This is part 2 of a 4-part series on Simplifying the Semantics of Suicide
For part 1, click here
A friend posted a link to the story of Madison Holleran. It is an article about a young woman who committed suicide. I recommend the time to read it.
In digesting Madison’s story, you will see that she was smart, athletic, popular, in demand at several universities, and surrounded by family and friends who all cared deeply about her.
Madison was loved by so many.
But as near as I can tell, she did not feel she was loved by the one.
Let me explain:
I couldn’t understand this feeling that conflicted with what I knew to be true.
But my Dad could tell that I was struggling and he cornered me in the kitchen one evening. I felt like a whining complainer trying to explain something that didn’t make any sense at all.
My first, second, and third instincts were to just say “I’m really okay, I think I’m just a little tired.”
What a blessing that my Dad pushed to the fourth instinctual reply that consisted of a garbled mess of tears and words and feelings and frustration.
We discovered together that someone can indeed feel lonely in a crowded room of friends and family.
It’s what it means to be alone.
At that point, my Dad became the one.
As I became familiar with Madison’s story, I sadly recognized how alone she was in the midst of all her loved ones.
I submit that those who find suicidal ideations on their radar, regardless of the source of their pain (be it mental illness, addiction, deep-seated desires, chronic disease, etc.) have misunderstood being alone as simply feeling lonely.
Ironically, the harder we work to put forth the image of what we think others expect of us, so that we will somehow not feel lonely in their midst, the more alone we become.
That survival tactic will fail every time; the solution doesn’t come from increasing the number of loved ones, but in the singularity of the one we allow to truly love us.
And that we allow ourselves to love in return.
At our last appointment with the psychiatrist, I filled out the same questionnaire that I always fill out. This time I was feeling pretty good that I could downscale the number of days that had been rough. Ann took the paper after I had filled it out, as she always does, and said that she didn’t quite agree with my self-assessment.
When our doctor asked her how she felt things were going, she was open and honest and told him that she was worried that I was trying to act better than I was feeling when I was around her. She had been watching closely and what she saw didn’t match with what I was reporting.
But it’s not.
Ann is incredibly perceptive, and in many ways knows me better than I know myself, but she is not a mind reader. The better I get at masking my situation, the easier it is for her to let her guard down and think that things really are getting better.
Even when they are not.
That doesn’t help either of us.
Here’s what Ann and I have figured out on this journey:
There has to be one person who watches all the time those who are mentally ill, or struggling in some way that leads down the road to suicide. Think of it as “the buck stops here” kind of mentality.

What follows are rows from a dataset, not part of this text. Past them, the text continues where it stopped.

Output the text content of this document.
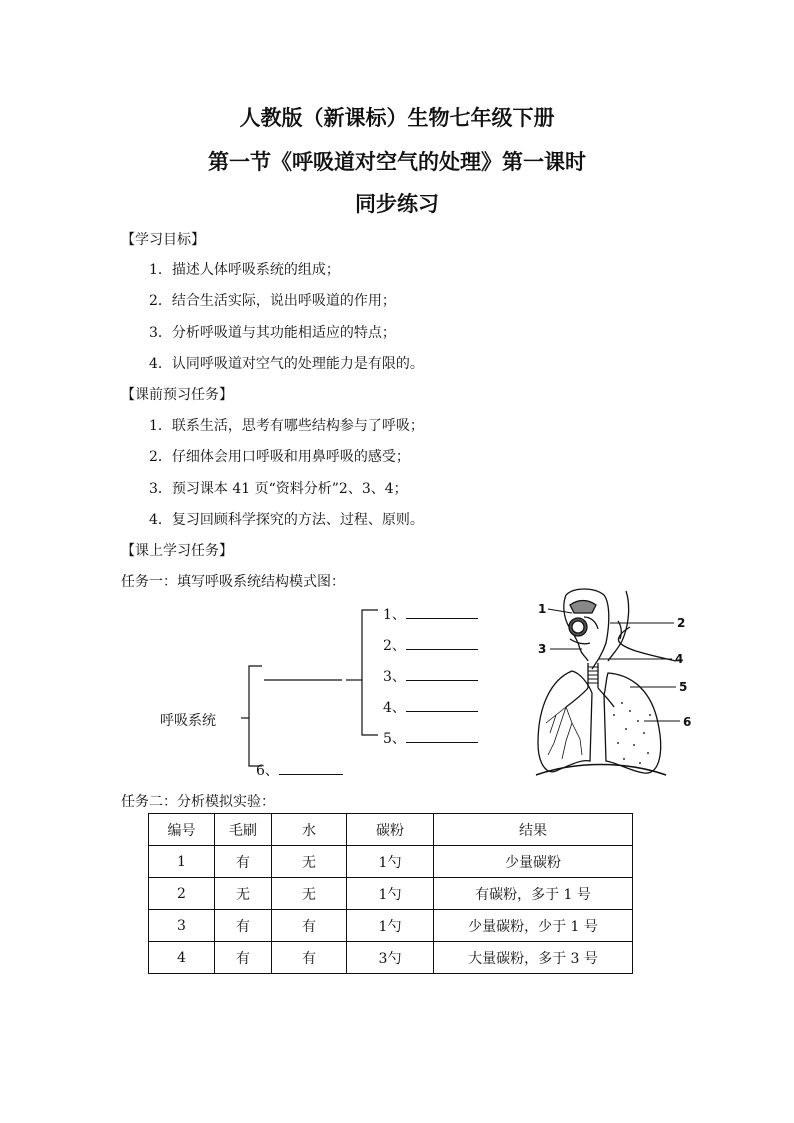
人教版（新课标）生物七年级下册
第一节《呼吸道对空气的处理》第一课时
同步练习
【学习目标】
1．描述人体呼吸系统的组成；
2．结合生活实际，说出呼吸道的作用；
3．分析呼吸道与其功能相适应的特点；
4．认同呼吸道对空气的处理能力是有限的。
【课前预习任务】
1．联系生活，思考有哪些结构参与了呼吸；
2．仔细体会用口呼吸和用鼻呼吸的感受；
3．预习课本 41 页“资料分析”2、3、4；
4．复习回顾科学探究的方法、过程、原则。
【课上学习任务】
任务一：填写呼吸系统结构模式图：
呼吸系统
1、
2、
3、
4、
5、
6、
1
2
3
4
5
6
任务二：分析模拟实验：
编号	毛刷	水	碳粉	结果
1	有	无	1勺	少量碳粉
2	无	无	1勺	有碳粉，多于 1 号
3	有	有	1勺	少量碳粉，少于 1 号
4	有	有	3勺	大量碳粉，多于 3 号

If they aren’t physically around the person, then they need to follow up with others who are. It’s kind of like having a primary care physician who receives all the notes and information from the neurologist, psychiatrist, orthopedist, psychologist, etc.
Someone has to be the collector of all the data, and then understand what it means.
At the same time, the mentally ill or any who struggle down those scary paths must have one person that they simply love more than themselves. Think of it as having more trust than fear. I know that is counterintuitive to what we learn about loving ourselves first; but the truth is that there are times when if it is just about us, then getting off the ride is preferable.
Really, if not for the one, why else would we keep fighting a battle that doesn’t have an end?
Ann and I are blessed beyond description in so many ways, and in this in particular.
She loves me enough to be the one who will keep digging and asking and following up. She is the collector of data and understands when things are approaching a critical point.
I love her enough as the one for whom I will keep fighting the fight that doesn’t have an end, and I will do it cheerfully. By making it more about her, my pain and madness get to take a back seat to the happiness and peace I want for her.
She focuses more on me; I focus more on her.
And in the process we save each other.
Madison had many people who cared very much about her. But it seems she wasn’t able to allow herself to trust them enough to cry out for help, to appear weak, to risk vulnerability.
Remember, she was smart, athletic, popular, in demand at several universities, and surrounded by family and friends who all cared deeply about her. It simply was not logical that she felt so lonely.
As she ended her life, she carefully made sure that those she loved knew, not only that she loved them, but that she knew she was loved by them.
But then she still jumped alone.
Each of us can be the one for someone – mentally ill or incredibly sane, family member or close friend, chronically ill or incredibly healthy. It’s really not a one-directional kind of thing.
Being the one helps to heal another; but our own healing also comes from being the one for another.
The bottom line would be that each of us needs to be on both sides of the equation.
Please, when you are on the inside looking out, trust more than you fear being misunderstood. Love the one enough to allow them to listen while you stumble over that garbled mess of tears and words and feelings and frustrations. They really do want to hear it. And help.
Please, when you are on the outside looking in, love more than you fear being offensive. Be the one who is willing to commit to be that long term data collector and interpreter.
By focusing on the one, we grow to understand that none of us need be alone in a crowded room.